The CDK6 Inhibitor Palbociclib in Combination with Ruxolitinib Remarkably Improves Myelofibrosis in Murine Models

Myelofibrosis (MF) is the deadliest form of myeloproliferative neoplasms (MPN), characterized by deposition of fibrous tissues in the bone marrow, abnormal megakaryopoiesis, ineffective erythropoiesis and extramedullary hematopoiesis. The median survival for patients with MF is ~5 years. The JAK2V617F mutation, which results in constitutive activation of the JAK2 tyrosine kinase, has been found in 50-60% patients with MF. Additional mutations in the genes encoding thrombopoietin receptor (MPL) and calreticulin (CALR) have been found at a lower frequency than JAK2V617F in MF. The JAK1/JAK2 inhibitor ruxolitinib has been approved for treatment of MF. Although ruxolitinib can reduce splenomegaly and constitutional symptoms, it does not cure or prevent fibrosis in patients with MPN/MF. Additionally, ruxolitinib treatment does not improve survival in MF patients. So, there is a critical need to identify new therapeutic targets and develop novel therapies for MF.

We have found that expression of CDK6 is significantly elevated in mouse and human MPN hematopoietic cells/progenitors. We also observed that knockdown of CDK6 significantly inhibited proliferation of BA/F3-EpoR-JAK2V617F and HEL cells expressing JAK2V617F but not wild-type JAK2 expressing BA/F3-EpoR cells, suggesting that CDK6 is a bona fide target in MPN. In this study, we investigated the efficacy of CDK4/6 inhibitor Palbociclib (PD-0332991) in hematopoietic cells expressing JAK2V617F and MPLW515L and murine models of MF. Since Palbociclib is an FDA-approved drug for treatment of breast cancer, information on the dose, pharmacokinetics and toxicity of Palbociclib in human is already available. Thus, it would be easier to move this drug into clinic and repurpose it for treatment of MPN/MF.

We observed that Palbociclib treatment (0.25-0.5 uM) significantly reduced the proliferation of murine BA/F3 cells expressing JAK2V617F or MPLW515L. Palbociclib treatment also significantly inhibited human JAK2V617F-positive HEL, SET-2 and UKE-1 cells. However, Palbociclibonly modestly affected proliferation of wild type JAK2-expressing BA/F3 cells at higher concentrations. Palbociclib treatment also resulted in marked apoptosis in BA/F3-EpoR cells expressing JAK2V617F. Furthermore, Palbociclib and ruxolitinib synergistically induced apoptosis in JAK2V617F-expressing hematopoietic cells. Additionally, Palbociclib significantly inhibited hematopoietic progenitor colony formation in MPN/MF CD34+ cells.
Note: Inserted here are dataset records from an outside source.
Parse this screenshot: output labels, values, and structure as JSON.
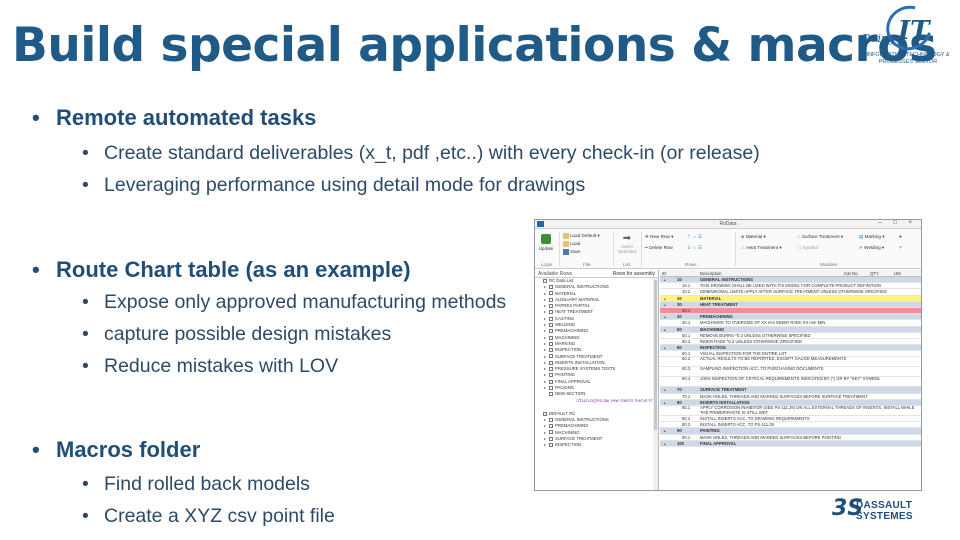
{
  "slide": {
    "title": "Build special applications & macros",
    "logo": {
      "doing": "Doing",
      "it": "IT",
      "line1": "INFORMATION TECHNOLOGY &",
      "line2": "PROCESSES SECTOR"
    },
    "brand": {
      "line1": "DASSAULT",
      "line2": "SYSTEMES"
    },
    "bullets": [
      {
        "text": "Remote automated tasks",
        "sub": [
          "Create standard deliverables (x_t, pdf ,etc..) with every check-in (or release)",
          "Leveraging performance using detail mode for drawings"
        ]
      },
      {
        "text": "Route Chart table (as an example)",
        "sub": [
          "Expose only approved manufacturing methods",
          "capture possible design mistakes",
          "Reduce mistakes with LOV"
        ]
      },
      {
        "text": "Macros folder",
        "sub": [
          "Find rolled back models",
          "Create a XYZ csv point file"
        ]
      }
    ]
  },
  "app": {
    "window_title": "RoData",
    "controls": "– □ ×",
    "ribbon": {
      "update": "Update",
      "load_default": "Load Default",
      "load": "Load",
      "save": "Save",
      "insert_selected": "Insert Selected",
      "new_row": "New Row",
      "delete_row": "Delete Row",
      "material": "Material",
      "heat_treatment": "Heat Treatment",
      "surface_treatment": "Surface Treatment",
      "symbol": "Symbol",
      "marking": "Marking",
      "welding": "Welding",
      "groups": [
        "Login",
        "File",
        "List",
        "Rows",
        "Modules"
      ]
    },
    "left_pane": {
      "header_left": "Available Rows",
      "header_right": "Rows for assembly",
      "items": [
        "RC Data List",
        "GENERAL INSTRUCTIONS",
        "MATERIAL",
        "AUXILIARY MATERIAL",
        "PAPRES PARTS1",
        "HEAT TREATMENT",
        "CASTING",
        "WELDING",
        "PREMACHINING",
        "MACHINING",
        "MARKING",
        "INSPECTION",
        "SURFACE TREATMENT",
        "INSERTS INSTALLATION",
        "PRESSURE SYSTEMS TESTS",
        "PAINTING",
        "FINAL APPROVAL",
        "PACKING",
        "NEW SECTION"
      ],
      "hebrew_item": "שורת הוראות חרושתי שאין שם פתקים בטבלה",
      "items2": [
        "DEFAULT RC",
        "GENERAL INSTRUCTIONS",
        "PREMACHINING",
        "MACHINING",
        "SURFACE TREATMENT",
        "INSPECTION"
      ]
    },
    "grid": {
      "headers": {
        "id": "ID",
        "desc": "Description",
        "cat": "Cat No.",
        "qty": "QTY",
        "um": "UM"
      },
      "rows": [
        {
          "kind": "section",
          "id": "10",
          "desc": "GENERAL INSTRUCTIONS"
        },
        {
          "kind": "sub",
          "id": "10.1",
          "desc": "THIS DRAWING SHALL BE USED WITH ITS MODEL FOR COMPLETE PRODUCT DEFINITION"
        },
        {
          "kind": "sub",
          "id": "10.2",
          "desc": "DIMENSIONAL LIMITS APPLY AFTER SURFACE TREATMENT UNLESS OTHERWISE SPECIFIED"
        },
        {
          "kind": "yellow",
          "id": "20",
          "desc": "MATERIAL"
        },
        {
          "kind": "section",
          "id": "30",
          "desc": "HEAT TREATMENT"
        },
        {
          "kind": "red",
          "id": "30.1",
          "desc": ""
        },
        {
          "kind": "section",
          "id": "40",
          "desc": "PREMACHINING"
        },
        {
          "kind": "sub",
          "id": "40.1",
          "desc": "MACHINING TO OVERSIZE OF XX mm  INNER RADII XX mm MIN"
        },
        {
          "kind": "section",
          "id": "50",
          "desc": "MACHINING"
        },
        {
          "kind": "sub",
          "id": "50.1",
          "desc": "REMOVE BURRS ^0.3  UNLESS OTHERWISE SPECIFIED"
        },
        {
          "kind": "sub",
          "id": "50.2",
          "desc": "INNER RADII ^0.3  UNLESS OTHERWISE SPECIFIED"
        },
        {
          "kind": "section",
          "id": "60",
          "desc": "INSPECTION"
        },
        {
          "kind": "sub",
          "id": "60.1",
          "desc": "VISUAL INSPECTION FOR THE ENTIRE LOT"
        },
        {
          "kind": "subtall",
          "id": "60.2",
          "desc": "ACTUAL RESULTS TO BE REPORTED, EXCEPT GAUGE MEASUREMENTS"
        },
        {
          "kind": "subtall",
          "id": "60.3",
          "desc": "SAMPLING INSPECTION ACC. TO PURCHASING DOCUMENTS"
        },
        {
          "kind": "subtall",
          "id": "60.4",
          "desc": "100% INSPECTION OF CRITICAL REQUIREMENTS INDICATED BY (*) OR BY \"KEY\" SYMBOL"
        },
        {
          "kind": "section",
          "id": "70",
          "desc": "SURFACE TREATMENT"
        },
        {
          "kind": "sub",
          "id": "70.1",
          "desc": "MASK HOLES, THREADS AND MARKED SURFACES BEFORE SURFACE TREATMENT"
        },
        {
          "kind": "section",
          "id": "80",
          "desc": "INSERTS INSTALLATION"
        },
        {
          "kind": "subtall",
          "id": "80.1",
          "desc": "APPLY CORROSION INHIBITOR (SEE PS-111.29) ON ALL EXTERNAL THREADS OF INSERTS, INSTALL WHILE THE PRIMER/PASTE IS STILL WET"
        },
        {
          "kind": "sub",
          "id": "80.2",
          "desc": "INSTALL INSERTS ACC. TO DRAWING REQUIREMENTS"
        },
        {
          "kind": "sub",
          "id": "80.3",
          "desc": "INSTALL INSERTS ACC. TO PS-111.29"
        },
        {
          "kind": "section",
          "id": "90",
          "desc": "PAINTING"
        },
        {
          "kind": "sub",
          "id": "90.1",
          "desc": "MASK HOLES, THREADS AND MARKED SURFACES BEFORE PAINTING"
        },
        {
          "kind": "section",
          "id": "100",
          "desc": "FINAL APPROVAL"
        }
      ]
    }
  }
}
We previously generated conditional JAK2V617F knock-in mice. Whereas expression of heterozygous JAK2V617F induces a PV-like disease, homozygous JAK2V617F expression promotes rapid progression to myelofibrosis. We have utilized the homozygous JAK2V617F mice to test the in vivo efficacy of Palbociclib alone and in combination with ruxolitinib against MF. Treatment of Palbociclib alone significantly reduced the WBC and neutrophil counts and decreased the spleen size in homozygous JAK2V617F mice. Combined treatment of Palbociclib and ruxolitinib almost completely normalized the WBC and neutrophil counts and the spleen size in homozygous JAK2V617F mice. Histopathologic analysis revealed marked reduction in fibrosis in the bone marrow of homozygous JAK2V617F mice treated with Palbociclib or Palbociclib and ruxolitinib combination.

We also have tested the in vivo efficacy of Palbociclib and Palbociclib/ruxolitinib combination in MPL mutant (MPLW515L) mouse model of MF. We observed similar decrease in WBC and neutrophil counts and reduction in splenomegaly in MPL mutant mice upon treatment of Palbociclib alone or in combination with ruxolitinib. Combined treatment of Palbociclib and ruxolitinib remarkably reduced fibrosis in the bone marrow of MPL mutant mice. Overall, our results suggest that palbociclib in combination with ruxolitinib may have therapeutic potential against MF and support the clinical investigation of palbociclib and ruxolitinib combination in patients with MF.